The private healthcare boom

Even within the region, consumers who can afford it often opt to seek medical treatment in neighbouring countries where healthcare services are superior. It is a lucrative business – Indonesian tour agents frequently offer travel packages targeted at medical tourists, and prominent healthcare players often have dedicated customer service divisions catering to this market.

Singapore has enjoyed particular success in the private healthcare and medical tourism sector, buoyed by its flourishing clinical research and biomedical industries. The Singapore government has also actively promoted the nation as a regional hub for surgery, medicine and specialist services. In recent years, however, medical tourists have been increasingly heading for countries like Malaysia and Thailand, where quality medical treatment is widely available, and often cheaper to boot.
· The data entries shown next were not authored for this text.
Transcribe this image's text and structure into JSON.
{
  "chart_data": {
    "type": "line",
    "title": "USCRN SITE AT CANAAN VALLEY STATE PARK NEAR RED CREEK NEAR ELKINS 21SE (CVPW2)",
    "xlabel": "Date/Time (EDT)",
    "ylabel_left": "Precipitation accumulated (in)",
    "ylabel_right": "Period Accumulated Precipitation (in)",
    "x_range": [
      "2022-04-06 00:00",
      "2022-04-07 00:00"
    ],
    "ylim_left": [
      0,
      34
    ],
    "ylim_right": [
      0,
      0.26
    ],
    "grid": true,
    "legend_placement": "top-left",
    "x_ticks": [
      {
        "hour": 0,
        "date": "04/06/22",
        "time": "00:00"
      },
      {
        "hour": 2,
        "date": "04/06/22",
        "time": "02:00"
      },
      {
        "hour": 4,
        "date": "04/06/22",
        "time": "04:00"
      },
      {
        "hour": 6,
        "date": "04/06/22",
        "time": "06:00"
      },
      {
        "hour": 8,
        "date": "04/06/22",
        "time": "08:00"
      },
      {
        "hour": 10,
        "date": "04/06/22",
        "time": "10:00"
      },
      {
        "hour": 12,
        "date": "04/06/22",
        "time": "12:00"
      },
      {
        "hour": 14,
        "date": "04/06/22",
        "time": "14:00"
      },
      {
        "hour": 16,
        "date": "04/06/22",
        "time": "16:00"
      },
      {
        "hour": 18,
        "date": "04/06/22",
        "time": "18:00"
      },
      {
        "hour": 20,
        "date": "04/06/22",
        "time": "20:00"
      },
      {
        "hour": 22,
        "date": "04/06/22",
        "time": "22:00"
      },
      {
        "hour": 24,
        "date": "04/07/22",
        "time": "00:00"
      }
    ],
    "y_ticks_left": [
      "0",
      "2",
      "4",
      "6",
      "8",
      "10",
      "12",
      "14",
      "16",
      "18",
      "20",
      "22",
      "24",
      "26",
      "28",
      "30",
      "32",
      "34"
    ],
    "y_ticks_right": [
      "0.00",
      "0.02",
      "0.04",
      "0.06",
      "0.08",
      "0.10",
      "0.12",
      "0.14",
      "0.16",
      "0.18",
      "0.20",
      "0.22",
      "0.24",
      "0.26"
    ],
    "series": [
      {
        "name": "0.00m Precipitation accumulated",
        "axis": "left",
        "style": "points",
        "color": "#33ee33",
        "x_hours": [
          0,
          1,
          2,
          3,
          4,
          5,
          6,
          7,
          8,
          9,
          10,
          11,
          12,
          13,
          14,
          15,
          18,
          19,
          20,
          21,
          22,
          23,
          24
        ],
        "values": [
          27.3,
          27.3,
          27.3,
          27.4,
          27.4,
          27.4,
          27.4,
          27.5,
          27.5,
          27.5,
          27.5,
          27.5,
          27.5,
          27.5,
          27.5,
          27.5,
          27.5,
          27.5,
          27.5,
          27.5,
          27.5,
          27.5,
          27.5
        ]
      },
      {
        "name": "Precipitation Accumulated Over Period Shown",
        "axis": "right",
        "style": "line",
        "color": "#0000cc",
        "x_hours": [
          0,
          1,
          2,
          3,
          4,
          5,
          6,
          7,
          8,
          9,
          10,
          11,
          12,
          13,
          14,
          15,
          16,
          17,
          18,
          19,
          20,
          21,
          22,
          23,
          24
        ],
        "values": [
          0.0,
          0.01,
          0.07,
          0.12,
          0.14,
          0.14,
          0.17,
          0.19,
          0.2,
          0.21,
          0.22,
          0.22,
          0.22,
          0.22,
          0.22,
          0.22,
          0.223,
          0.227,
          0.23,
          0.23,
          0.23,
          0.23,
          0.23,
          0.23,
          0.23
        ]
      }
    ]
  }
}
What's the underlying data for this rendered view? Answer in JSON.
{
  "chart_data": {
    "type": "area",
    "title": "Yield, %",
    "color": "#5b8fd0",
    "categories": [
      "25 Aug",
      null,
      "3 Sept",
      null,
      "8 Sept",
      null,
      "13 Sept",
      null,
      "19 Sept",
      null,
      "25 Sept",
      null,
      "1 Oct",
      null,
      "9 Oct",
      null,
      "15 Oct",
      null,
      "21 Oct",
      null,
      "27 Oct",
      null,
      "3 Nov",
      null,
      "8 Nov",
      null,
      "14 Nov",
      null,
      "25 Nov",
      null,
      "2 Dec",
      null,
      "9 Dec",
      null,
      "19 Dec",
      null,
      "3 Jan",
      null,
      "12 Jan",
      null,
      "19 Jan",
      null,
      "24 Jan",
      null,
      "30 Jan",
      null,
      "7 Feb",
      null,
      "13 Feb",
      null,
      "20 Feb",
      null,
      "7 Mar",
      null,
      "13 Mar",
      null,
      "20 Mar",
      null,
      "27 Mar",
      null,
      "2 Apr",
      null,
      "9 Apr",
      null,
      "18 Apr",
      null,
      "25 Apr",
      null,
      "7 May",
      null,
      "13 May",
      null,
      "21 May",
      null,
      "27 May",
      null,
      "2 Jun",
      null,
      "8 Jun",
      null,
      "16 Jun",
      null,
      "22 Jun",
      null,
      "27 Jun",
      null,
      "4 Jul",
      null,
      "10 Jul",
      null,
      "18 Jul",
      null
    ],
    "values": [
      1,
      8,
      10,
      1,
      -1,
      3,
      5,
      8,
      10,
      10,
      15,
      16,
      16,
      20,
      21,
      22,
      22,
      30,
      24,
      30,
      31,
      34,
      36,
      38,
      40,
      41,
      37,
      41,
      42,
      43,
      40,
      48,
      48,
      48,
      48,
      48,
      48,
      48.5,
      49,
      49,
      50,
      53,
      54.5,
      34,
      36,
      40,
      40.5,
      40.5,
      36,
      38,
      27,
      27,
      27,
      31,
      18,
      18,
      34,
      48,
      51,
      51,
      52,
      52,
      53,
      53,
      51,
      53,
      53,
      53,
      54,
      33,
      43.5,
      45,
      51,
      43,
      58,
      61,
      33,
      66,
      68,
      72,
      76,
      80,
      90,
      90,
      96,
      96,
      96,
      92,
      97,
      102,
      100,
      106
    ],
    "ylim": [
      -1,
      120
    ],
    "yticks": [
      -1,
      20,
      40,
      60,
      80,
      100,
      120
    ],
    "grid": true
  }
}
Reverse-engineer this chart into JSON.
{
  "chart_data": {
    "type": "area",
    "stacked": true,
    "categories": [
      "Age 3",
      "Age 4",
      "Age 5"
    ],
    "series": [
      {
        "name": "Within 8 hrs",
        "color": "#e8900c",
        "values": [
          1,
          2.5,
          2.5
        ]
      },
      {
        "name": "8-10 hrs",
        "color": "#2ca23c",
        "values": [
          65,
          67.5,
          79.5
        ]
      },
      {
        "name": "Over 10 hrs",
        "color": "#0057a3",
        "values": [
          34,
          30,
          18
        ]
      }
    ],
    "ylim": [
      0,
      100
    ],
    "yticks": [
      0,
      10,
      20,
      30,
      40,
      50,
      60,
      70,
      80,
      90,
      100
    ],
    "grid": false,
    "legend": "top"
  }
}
BMI Research found, for example, that a heart bypass in Singapore costs 41 percent more than in Thailand, and 106 percent more than in Malaysia. This year, the International Medical Travel Journal named Malaysia as the Medical Tourism Destination of the Year, further bolstering the country’s medical tourism sector. Thailand’s private healthcare industry has enjoyed a similar boom – over the last five years, the industry’s listed healthcare providers have consistently outperformed the Thai stock market.

Furthermore, with the advent of the ASEAN Economic Community (AEC) this year, trade and travel across the region is set to rise – a trend that is likely to give the private healthcare sector a further boost, but worsen disparities in access to healthcare in countries such as Thailand, as more healthcare workers in urban areas move to private hospitals for higher pay.

To keep up with the surge in private healthcare activity in the region, yet ensure the adequate provision of affordable and competent public health services at the same time, Southeast Asian nations must adapt quickly to changing consumer demands and economic circumstances.